Should the main story lose your attention, the vast Star Ocean features numerous distractions to take your mind off the stresses of saving the universe. Roak's Colosseum, for example, features hundreds of arranged battles, not just for your party, but individual characters too. There's also Bunny Racing, a clear nod to the Chocobo Racing of Square Enix's Final Fantasy universe. And on top of that there are the countless side-quests that can be undertaken from towns and villages, as well as item collection quests given out at shops. In short, The Last Hope is a big, big game, and there's never a shortage of things to do.
Once you've completed the main game, The Last Hope offers one of the best post-game challenges since the dark aeons of Final Fantasy X. The Cave of the Seven Stars and Wandering Dungeon plays host to the most bad-ass and punishingly hard enemies in the game. Just be sure your characters have some serious levels under their belt and their weapons are synthed to the max, otherwise you won't last more than a few seconds. For those with the right credentials, the post-game can potentially double your existing game time.
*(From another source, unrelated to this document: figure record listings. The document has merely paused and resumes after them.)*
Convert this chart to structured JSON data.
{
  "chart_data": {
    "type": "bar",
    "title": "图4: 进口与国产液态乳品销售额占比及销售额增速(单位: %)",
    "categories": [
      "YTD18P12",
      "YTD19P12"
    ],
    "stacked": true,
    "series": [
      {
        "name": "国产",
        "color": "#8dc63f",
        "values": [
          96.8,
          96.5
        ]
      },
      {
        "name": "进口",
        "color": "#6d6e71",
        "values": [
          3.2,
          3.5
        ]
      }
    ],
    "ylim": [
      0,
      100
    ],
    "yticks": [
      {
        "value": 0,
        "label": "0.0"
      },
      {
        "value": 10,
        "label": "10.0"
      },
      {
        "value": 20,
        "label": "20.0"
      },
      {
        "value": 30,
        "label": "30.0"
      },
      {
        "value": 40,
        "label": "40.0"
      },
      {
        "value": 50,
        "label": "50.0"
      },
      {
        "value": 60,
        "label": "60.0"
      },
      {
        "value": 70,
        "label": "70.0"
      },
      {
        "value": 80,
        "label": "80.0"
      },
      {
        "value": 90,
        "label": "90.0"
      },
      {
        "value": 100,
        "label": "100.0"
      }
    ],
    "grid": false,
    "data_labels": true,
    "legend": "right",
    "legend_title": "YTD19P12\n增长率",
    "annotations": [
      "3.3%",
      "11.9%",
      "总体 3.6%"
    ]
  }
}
If you've played the game on 360 already, you've probably been waiting to read what's new in the PS3 version. First is the option to play through the game with the original Japanese dialogue (hence the ‘International' in the title), which makes the awkward dialogue mentioned previously a lot more bearable. The 3D character portraits that accompany your characters' stats in battle can also be swapped for more traditional anime artwork, which, to my eyes at least, is far more attractive. There have also been a few tweaks made to the combat system, but these make little difference to the experience as a whole.
For JRPG fans, there's little to compete with The Last Hope on the PS3. It not only offers one the most enjoyable battle-systems of recent times, but also an overall level of depth JRPG fans have been deprived of in this generation of consoles. If you own both the 360 and PS3 and have been holding out until now, there's no reason to deny yourself the game any longer. Last Hope International is the definitive Star Ocean 4 experience, and as far as I'm concerned, the best next-gen RPG money can buy.